Em How to Make a Killing, somos apresentados a um protagonista que tenta seguir os passos de um anti-herói clássico, porém sem a profundidade ou complexidade necessárias para criar um impacto duradouro. A falta de nuances na construção do personagem de Glen Powell acaba tornando-o uma versão diluída de figuras como Patrick Bateman, falhando em explorar verdadeiramente as questões morais e psicológicas por trás de suas ações. Isso resulta em uma narrativa que, apesar de entreter, não consegue ir além do óbvio.

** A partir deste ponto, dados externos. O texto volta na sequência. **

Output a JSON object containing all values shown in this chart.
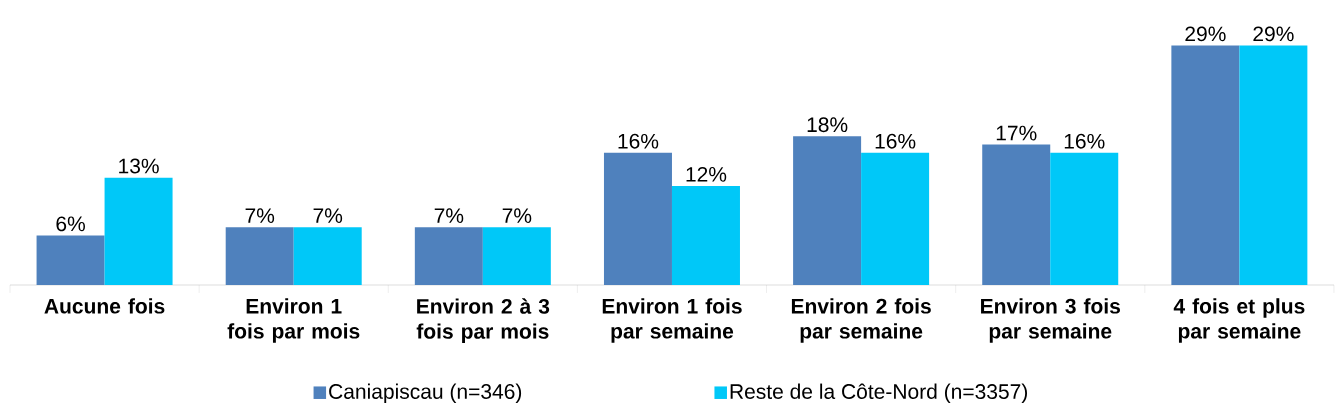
{
  "chart_data": {
    "type": "bar",
    "categories": [
      "Aucune fois",
      "Environ 1 fois par mois",
      "Environ 2 à 3 fois par mois",
      "Environ 1 fois par semaine",
      "Environ 2 fois par semaine",
      "Environ 3 fois par semaine",
      "4 fois et plus par semaine"
    ],
    "series": [
      {
        "name": "Caniapiscau (n=346)",
        "color": "#4f81bd",
        "values": [
          6,
          7,
          7,
          16,
          18,
          17,
          29
        ],
        "value_labels": [
          "6%",
          "7%",
          "7%",
          "16%",
          "18%",
          "17%",
          "29%"
        ]
      },
      {
        "name": "Reste de la Côte-Nord (n=3357)",
        "color": "#00c8f8",
        "values": [
          13,
          7,
          7,
          12,
          16,
          16,
          29
        ],
        "value_labels": [
          "13%",
          "7%",
          "7%",
          "12%",
          "16%",
          "16%",
          "29%"
        ]
      }
    ],
    "legend": "bottom"
  }
}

A ausência de crítica social contundente

Em contraste com filmes como Parasita, que utilizam a sátira e o humor negro para fazer críticas contundentes à desigualdade social, How to Make a Killing parece hesitar em mergulhar de cabeça nas questões mais profundas que poderiam enriquecer sua narrativa. A falta de uma crítica social mais incisiva acaba limitando o potencial impacto do filme e o tornando mais uma comédia superficial do que uma reflexão provocativa sobre a natureza humana e a sociedade contemporânea.

O desafio de reinventar o arquétipo do anti-herói

Em um cenário saturado de anti-heróis carismáticos e moralmente ambíguos, a tarefa de reinventar esse arquétipo se mostra cada vez mais desafiadora. How to Make a Killing tenta trilhar esse caminho, mas acaba se perdendo em clichês e convenções já exploradas em outras produções. A falta de originalidade na abordagem do protagonista e de seu arco narrativo acaba minando a força do filme e o tornando mais uma tentativa morna do que uma inovação genuína no gênero da comédia negra.

Reflexões finais sobre How to Make a Killing

Em um cenário cinematográfico cada vez mais saturado de produções que exploram a gamificação do capitalismo e a frieza da elite social, How to Make a Killing se destaca mais pela sua tentativa do que pela sua execução. Glen Powell pode até ser um Patrick Bateman wannabe, mas falta a ele a complexidade e o impacto que tornaram o personagem de Psicopata Americano tão memorável. No final das contas, fica a reflexão sobre a necessidade de inovação e originalidade no cinema contemporâneo, especialmente quando se trata de abordar temas tão complexos e controversos.